The circuit remains unchanged. The following is a simulation circuit, except that the digital tube of port P2 is changed from observing which step the program is executed to checking the data in the receiving buffer.

The procedure is as follows:

#include
#define unit unsigned int
#define uchar unsigned char

uchar num=4;
uchar idata sendbuf[4]={0x96,0x84,0xd5,0x63};
uchar idata recivebuf[4];

sbit scl=P0^0;          
sbit sda=P0^1;

sbit led0=P2^0;
sbit led1=P2^1;
sbit led2=P2^2;
sbit led3=P2^3;
sbit led4=P2^4;
sbit led5=P2^5;
sbit led6=P2^6;
sbit led7=P2^7;

delay(void) //delay
{ 
  int i;
  for(i=0;i<1;i++);
}

start(void) //start
{
  sda=1;
  scl=1;
  delay();
  sda=0;
  delay();
  scl=0;
}

stop(void) //stop
{
  sda=0;
  scl=1;
  delay();
  sda=1;
  delay();
  scl=0;
}

answer(void) //answer
{
  sda=1;
  scl=1;
  delay();
  sda=0;
  scl=0;
}

noanswer(void) //no answer
{
  sda=1;
  scl=1;
  delay();
  sda=1;
  scl=0; 
}

checkanswer(void) //check answer
{
  sda=1;
  scl=1;
  F0=0;
  if(sda==1) F0=1;
  scl=0; 
}

sendabyte(uchar idata *saddress) //send a byte
{
  uchar n=8,temp=*saddress;
  while(n--)
  {
    if((temp&0x80)==0x80) sda=1;
 else sda=0;
   delay( );
   scl=1;
   delay();
   scl=0;
 temp=temp<<1;
  }
  checkanswer();
  if(F0==1) return;
}

reciveabyte(uchar idata *raddress) //recive a byte
{
  uchar n=8,temp;
  while(n--)
  {        
   scl=1;
 temp=temp<<1;
 if(sda==1)
   temp=temp|0x01 ;
 else
   temp=temp&0xfe;
 scl=0;
  }
  *raddress=temp;
}

sendnbyte(uchar n) //send n byte
{
  uchar idata *ps; 
  ps=&sendbuf[0];

  while(n--)
  {
   sendabyte(ps);
 ps++;
  }
  stop();
}

recivenbyte(uchar n) //recive n byte
{
  uchar idata *pr;
  pr=&recivebuf[0];
  while(n--)
  {
    reciveabyte(pr);
 answer();
 pr++;
  }
  noanswer();
  stop();
}

main(void) //MAIN
{
start();

sendabyte(0xa0);

sendabyte(0x00);

sendnbyte(num);

/*-----------------------*/

start();

sendabyte(0xa1);

recivenbyte(num);

P2 = recivebuf[7];
}

Program Description:

The num at the beginning of the program defines the number of data to be transmitted, as well as the send buffer and the receive buffer.

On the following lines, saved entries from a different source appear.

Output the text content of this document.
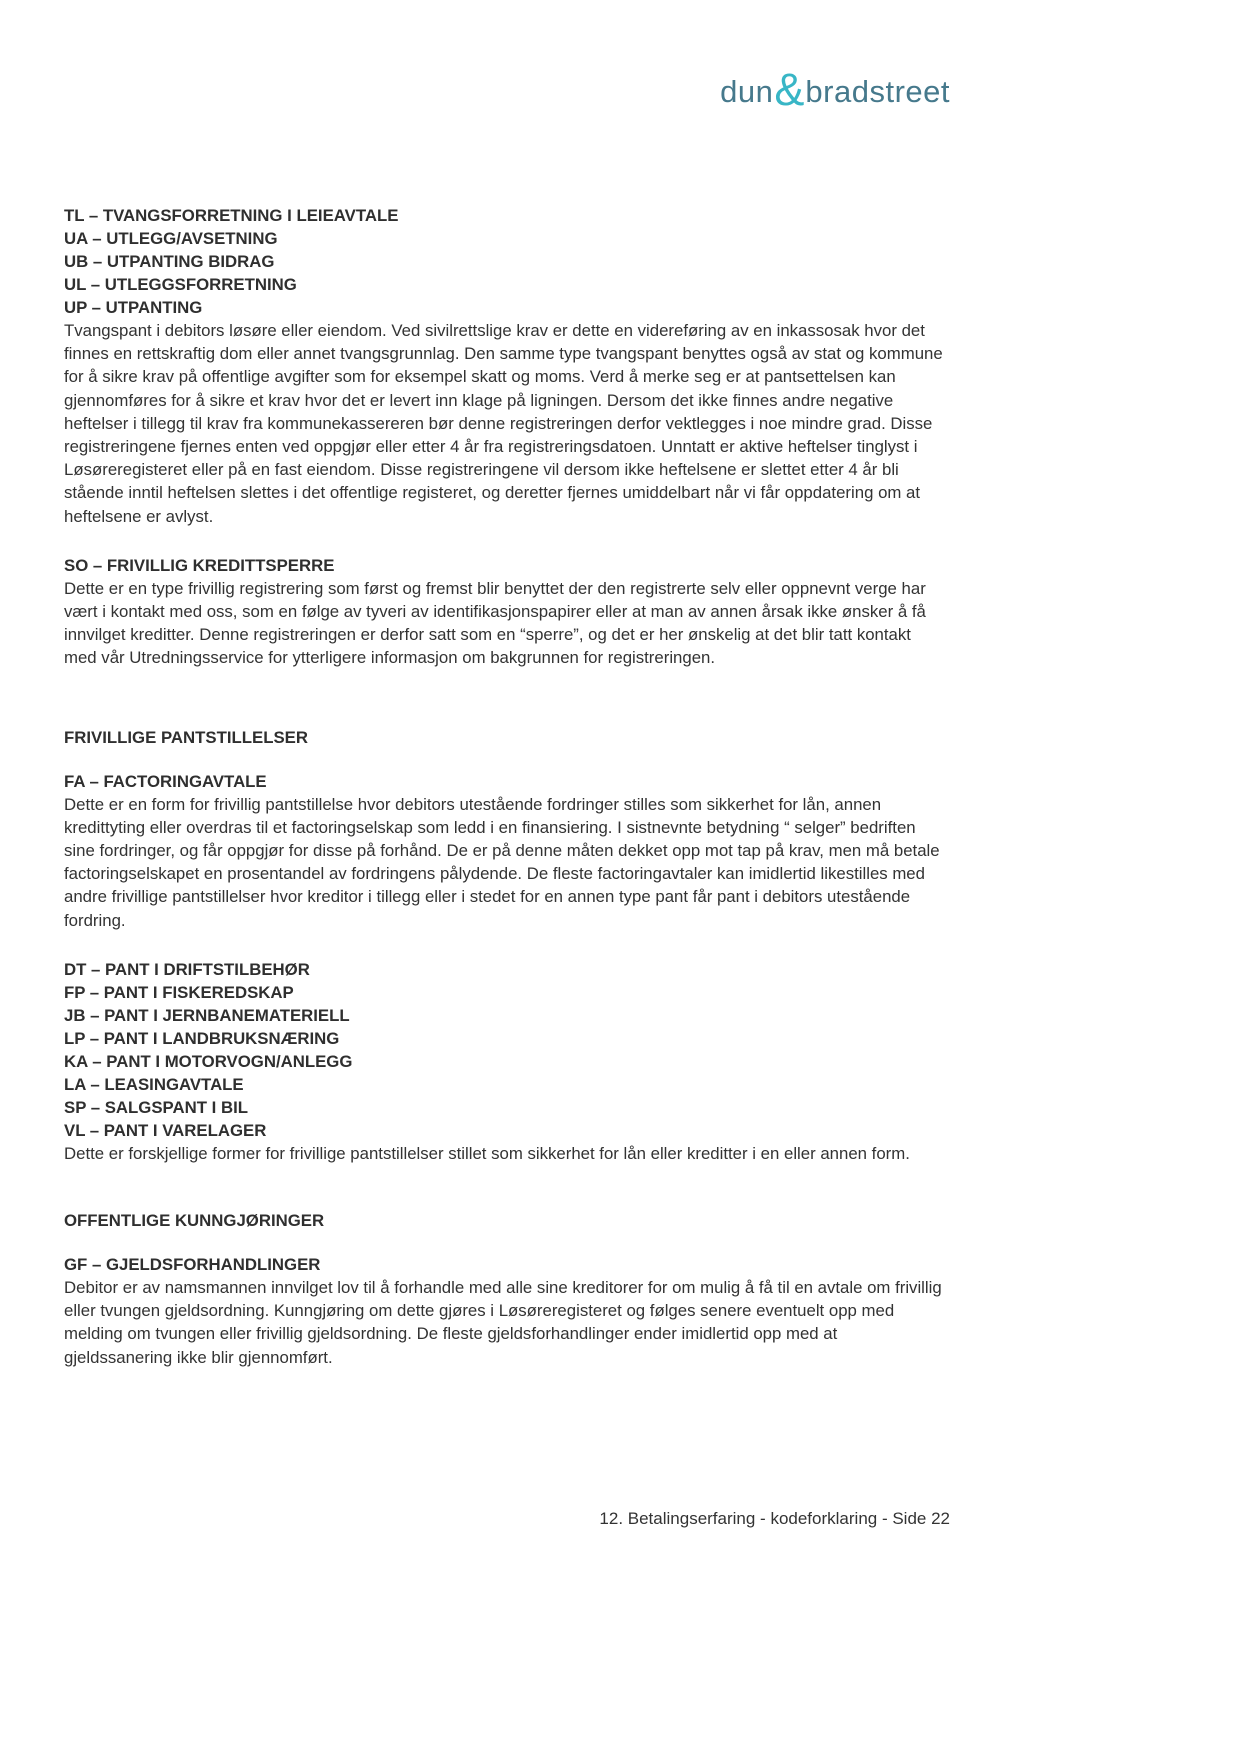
dun&bradstreet
TL – TVANGSFORRETNING I LEIEAVTALE
UA – UTLEGG/AVSETNING
UB – UTPANTING BIDRAG
UL – UTLEGGSFORRETNING
UP – UTPANTING

Tvangspant i debitors løsøre eller eiendom. Ved sivilrettslige krav er dette en videreføring av en inkassosak hvor det finnes en rettskraftig dom eller annet tvangsgrunnlag. Den samme type tvangspant benyttes også av stat og kommune for å sikre krav på offentlige avgifter som for eksempel skatt og moms. Verd å merke seg er at pantsettelsen kan gjennomføres for å sikre et krav hvor det er levert inn klage på ligningen. Dersom det ikke finnes andre negative heftelser i tillegg til krav fra kommunekassereren bør denne registreringen derfor vektlegges i noe mindre grad. Disse registreringene fjernes enten ved oppgjør eller etter 4 år fra registreringsdatoen. Unntatt er aktive heftelser tinglyst i Løsøreregisteret eller på en fast eiendom. Disse registreringene vil dersom ikke heftelsene er slettet etter 4 år bli stående inntil heftelsen slettes i det offentlige registeret, og deretter fjernes umiddelbart når vi får oppdatering om at heftelsene er avlyst.

SO – FRIVILLIG KREDITTSPERRE

Dette er en type frivillig registrering som først og fremst blir benyttet der den registrerte selv eller oppnevnt verge har vært i kontakt med oss, som en følge av tyveri av identifikasjonspapirer eller at man av annen årsak ikke ønsker å få innvilget kreditter. Denne registreringen er derfor satt som en “sperre”, og det er her ønskelig at det blir tatt kontakt med vår Utredningsservice for ytterligere informasjon om bakgrunnen for registreringen.

FRIVILLIGE PANTSTILLELSER
FA – FACTORINGAVTALE

Dette er en form for frivillig pantstillelse hvor debitors utestående fordringer stilles som sikkerhet for lån, annen kredittyting eller overdras til et factoringselskap som ledd i en finansiering. I sistnevnte betydning “ selger” bedriften sine fordringer, og får oppgjør for disse på forhånd. De er på denne måten dekket opp mot tap på krav, men må betale factoringselskapet en prosentandel av fordringens pålydende. De fleste factoringavtaler kan imidlertid likestilles med andre frivillige pantstillelser hvor kreditor i tillegg eller i stedet for en annen type pant får pant i debitors utestående fordring.

DT – PANT I DRIFTSTILBEHØR
FP – PANT I FISKEREDSKAP
JB – PANT I JERNBANEMATERIELL
LP – PANT I LANDBRUKSNÆRING
KA – PANT I MOTORVOGN/ANLEGG
LA – LEASINGAVTALE
SP – SALGSPANT I BIL
VL – PANT I VARELAGER

Dette er forskjellige former for frivillige pantstillelser stillet som sikkerhet for lån eller kreditter i en eller annen form.

OFFENTLIGE KUNNGJØRINGER
GF – GJELDSFORHANDLINGER

Debitor er av namsmannen innvilget lov til å forhandle med alle sine kreditorer for om mulig å få til en avtale om frivillig eller tvungen gjeldsordning. Kunngjøring om dette gjøres i Løsøreregisteret og følges senere eventuelt opp med melding om tvungen eller frivillig gjeldsordning. De fleste gjeldsforhandlinger ender imidlertid opp med at gjeldssanering ikke blir gjennomført.

12. Betalingserfaring - kodeforklaring - Side 22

The operation of the main function is clear at a glance and will not be introduced in detail.

Problem: In this program, I defined the data in the receive buffer as 4, and indeed 4 data were received. However, the received data starts from recivebuf[4]. In this example, recivebuf[4] stores 0X96, recivebuf[5] stores 0X84, recivebuf[6] stores 0XD5, and recivebuf[7] stores 0X63.